O tema começou a ser analisado pelo tribunal em 2015, mas o julgamento foi suspenso por um pedido de vista do então ministro Teori Zavascki. Com a morte dele em um acidente aéreo, em 2017, o ministro Alexandre de Moraes o substituiu e devolveu o pedido de vista ao plenário um ano depois, em 2018. O julgamento foi retomado em agosto e já teve duas sessões.
Luís Roberto Barroso, Edson Fachin, Alexandre de Moraes, Gilmar Mendes e Rosa Weber votaram a fator descriminalização da maconha. Cristiano Zanin votou contra.

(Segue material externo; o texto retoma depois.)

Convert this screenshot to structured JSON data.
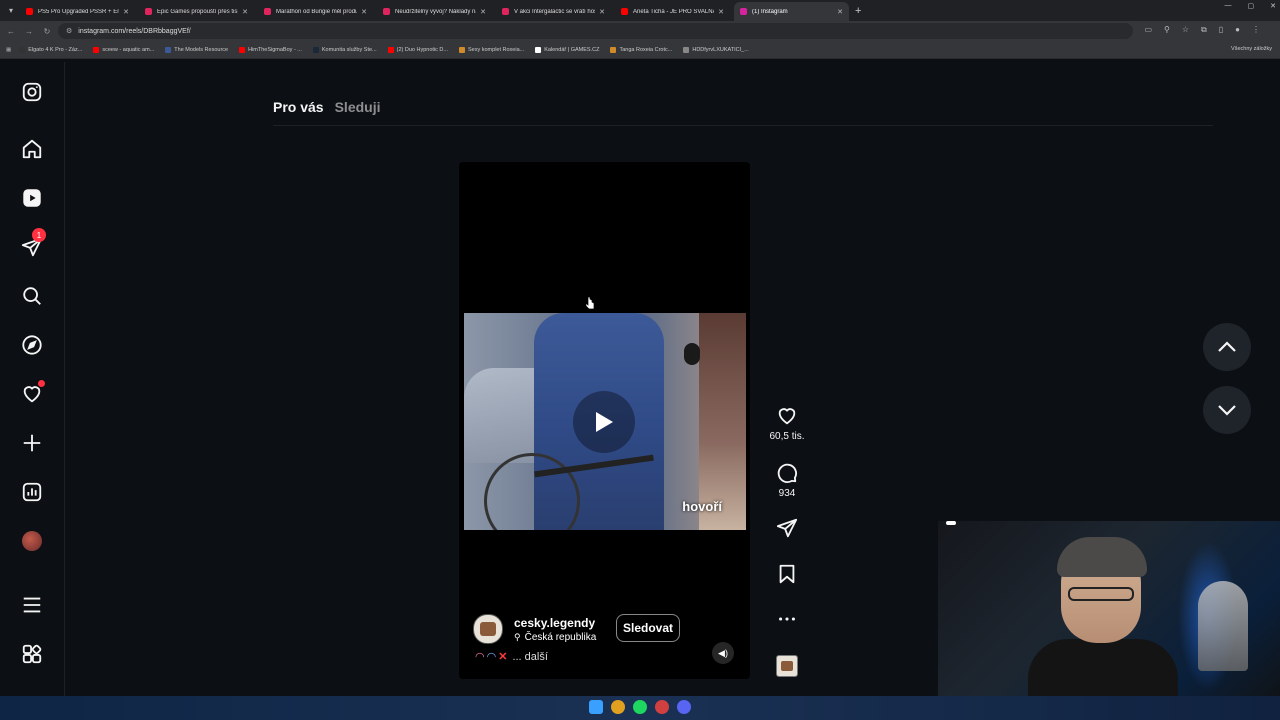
{
  "browser": {
    "tabs": [
      {
        "title": "PS5 Pro Upgraded PSSR + Enh...",
        "color": "#ff0000",
        "active": false
      },
      {
        "title": "Epic Games propouští přes tisíc...",
        "color": "#e0245e",
        "active": false
      },
      {
        "title": "Marathon od Bungie měl produ...",
        "color": "#e0245e",
        "active": false
      },
      {
        "title": "Neudržitelný vývoj? Náklady na...",
        "color": "#e0245e",
        "active": false
      },
      {
        "title": "V akci Intergalactic se vrátí hosté...",
        "color": "#e0245e",
        "active": false
      },
      {
        "title": "Aneta Tichá - JE PRO SVALNAT...",
        "color": "#ff0000",
        "active": false
      },
      {
        "title": "(1) Instagram",
        "color": "#d6249f",
        "active": true
      }
    ],
    "url": "instagram.com/reels/DBRbbaggVEf/",
    "bookmarks": [
      {
        "label": "Elgato 4 K Pro - Záz...",
        "color": "#333333"
      },
      {
        "label": "sceew - aquatic am...",
        "color": "#ff0000"
      },
      {
        "label": "The Models Resource",
        "color": "#3b5998"
      },
      {
        "label": "HimTheSigmaBoy - ...",
        "color": "#ff0000"
      },
      {
        "label": "Komunita služby Ste...",
        "color": "#1b2838"
      },
      {
        "label": "(2) Duo Hypnotic D...",
        "color": "#ff0000"
      },
      {
        "label": "Sexy komplet Roxeia...",
        "color": "#d08a2a"
      },
      {
        "label": "Kalendář | GAMES.CZ",
        "color": "#ffffff"
      },
      {
        "label": "Tanga Roxeia Crotc...",
        "color": "#d08a2a"
      },
      {
        "label": "HDDfyrvLXUKATICI_...",
        "color": "#888888"
      }
    ],
    "bookmarks_right": "Všechny záložky"
  },
  "sidebar": {
    "notification_count": "1"
  },
  "feed": {
    "tab_for_you": "Pro vás",
    "tab_following": "Sleduji"
  },
  "reel": {
    "caption_overlay": "hovoří",
    "owner_name": "cesky.legendy",
    "location": "Česká republika",
    "follow_label": "Sledovat",
    "description_more": "... další",
    "likes": "60,5 tis.",
    "comments": "934"
  }
}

Na última quinta-feira, 24, o ministro Gilmar Mendes, relator da ação, mudou o seu voto e concordou em descriminalizar apenas o porte de maconha e Cristiano Zanin votou contra a inconstitucionalidade do tema. O ministro André Mendonça pediu vista e o julgamento foi suspenso por até 90 dias.
Na sessão de quinta-feira, 24, os ministros formaram maioria a favor da fixação de uma quantidade mínima de maconha para diferenciar um usuário de um traficante. Apesar da concordância, os ministros ainda não decidiram qual será essa quantidade.

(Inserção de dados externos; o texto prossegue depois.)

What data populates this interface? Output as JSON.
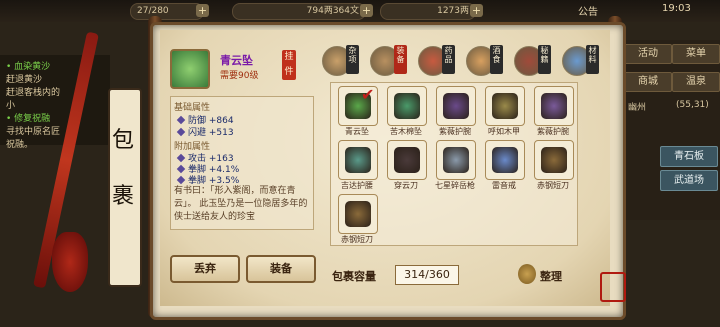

Os ministros Gilmar Mendes, Alexandre de Moraes e Rosa Weber defenderam que quem esteja com até 60 gramas de maconha seja identificado como usuário, caso não existam outros indícios que a pessoa seja traficante. O ministro Luís Roberto Barroso defendeu em um primeiro momento 25 gramas, mas aumentou o seu entendimento para 100 gramas. Cristiano Zanin defendeu 25 gramas. Edson Fachin não sugeriu uma quantidade específica, pois entende que o número deve ser estabelecido pelo Legislativo.

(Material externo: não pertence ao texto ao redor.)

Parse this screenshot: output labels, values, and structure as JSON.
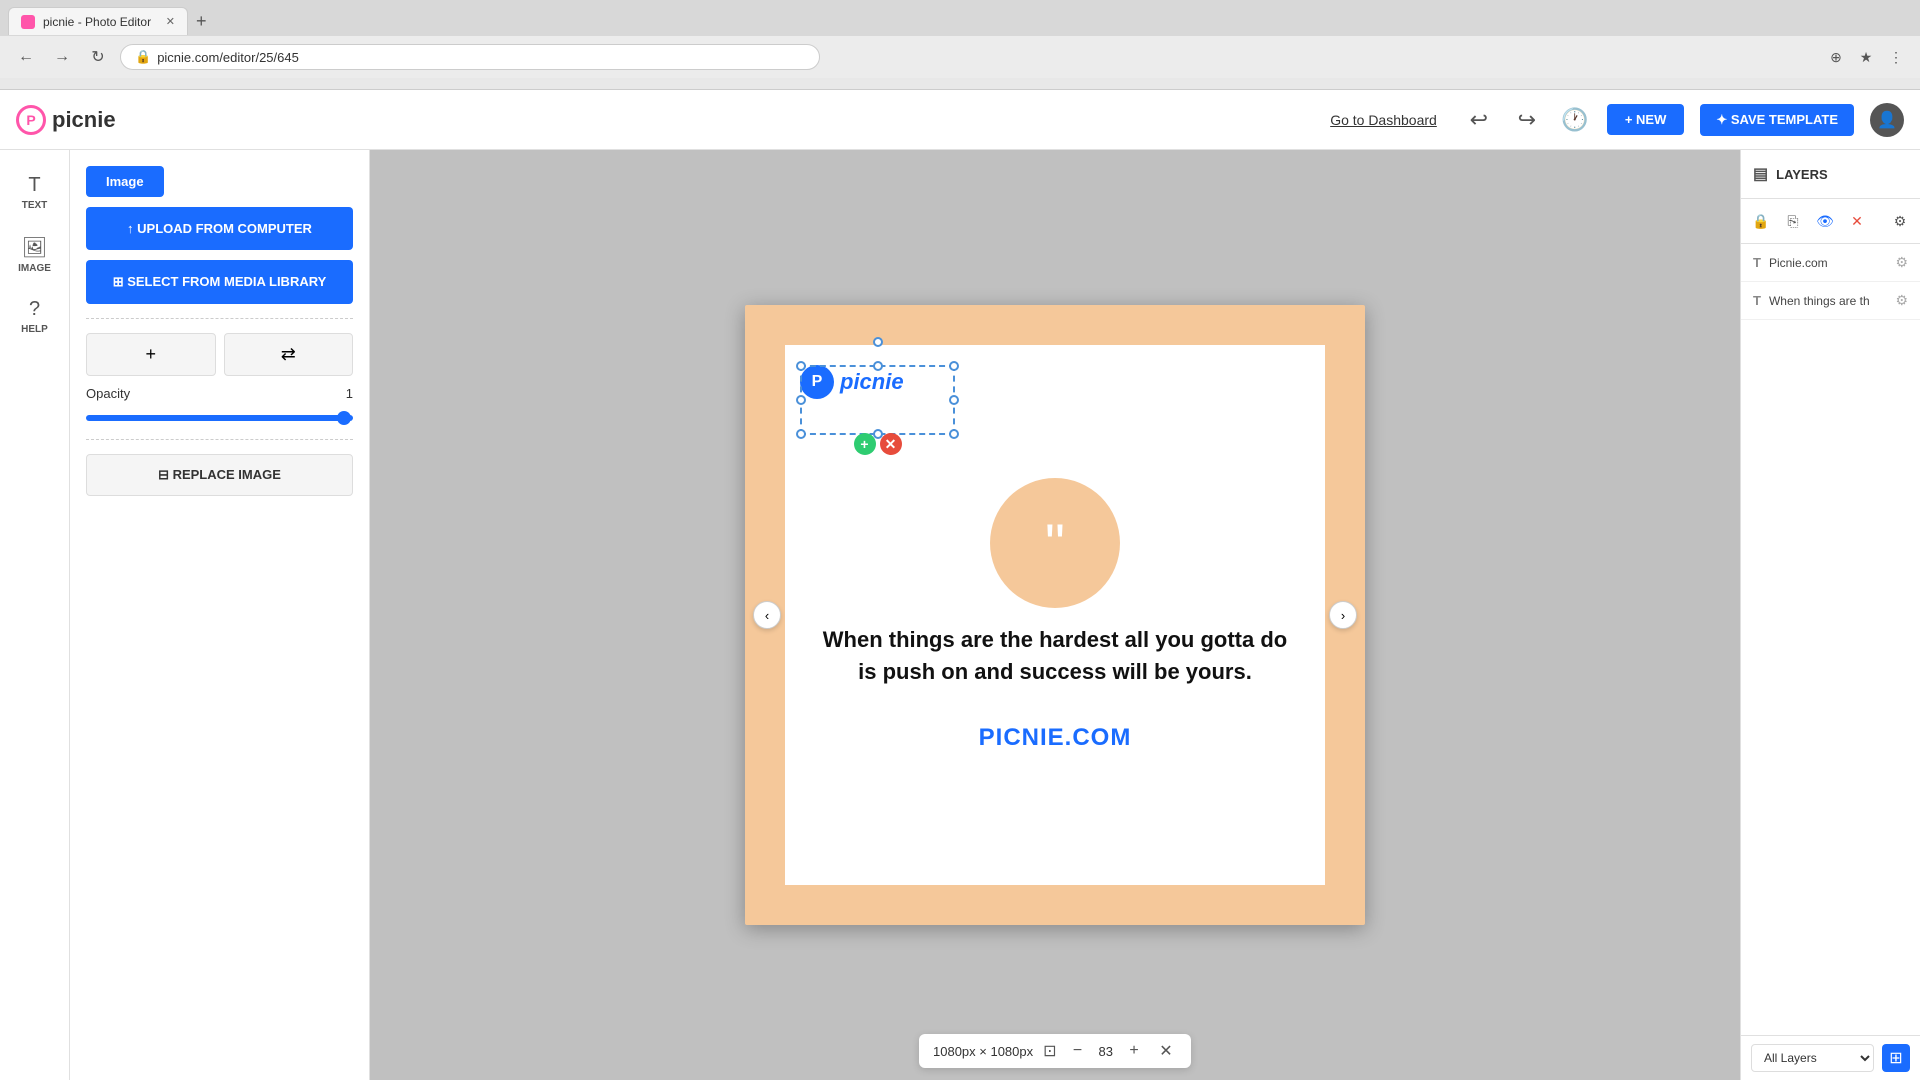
{
  "browser": {
    "tab_title": "picnie - Photo Editor",
    "url": "picnie.com/editor/25/645",
    "new_tab_label": "+"
  },
  "header": {
    "logo_text": "picnie",
    "go_to_dashboard": "Go to Dashboard",
    "new_label": "+ NEW",
    "save_template_label": "✦ SAVE TEMPLATE"
  },
  "left_toolbar": {
    "text_tool": "TEXT",
    "image_tool": "IMAGE",
    "help_tool": "HELP"
  },
  "left_panel": {
    "active_tab": "Image",
    "upload_btn": "↑ UPLOAD FROM COMPUTER",
    "media_btn": "⊞ SELECT FROM MEDIA LIBRARY",
    "opacity_label": "Opacity",
    "opacity_value": "1",
    "replace_btn": "⊟ REPLACE IMAGE"
  },
  "canvas": {
    "quote_text": "When things are the hardest all you gotta do is push on and success will be yours.",
    "brand_url": "PICNIE.COM",
    "logo_text": "picnie",
    "canvas_size": "1080px × 1080px",
    "zoom_level": "83"
  },
  "layers": {
    "title": "LAYERS",
    "layer1_name": "Picnie.com",
    "layer2_name": "When things are th",
    "all_layers_label": "All Layers"
  }
}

A ação analisa um recurso de repercussão geral — ou seja, que reverbera em outras decisões — da Defensoria Pública de São Paulo que contesta a punição prevista especificamente para quem "adquirir, guardar, tiver em depósito, transportar ou trouxer consigo, para consumo pessoal, drogas sem autorização ou em desacordo com determinação legal". A Defensoria apresentou a ação após um homem ser condenado por portar 3 gramas de maconha.
O órgão defende que a lei de drogas é inconstitucional, pois fere o direito à liberdade individual, já que "o réu não apresenta conduta que afronte à saúde pública, apenas à saúde do próprio usuário". O Ministério Público de São Paulo se posicionou contra a descriminalização.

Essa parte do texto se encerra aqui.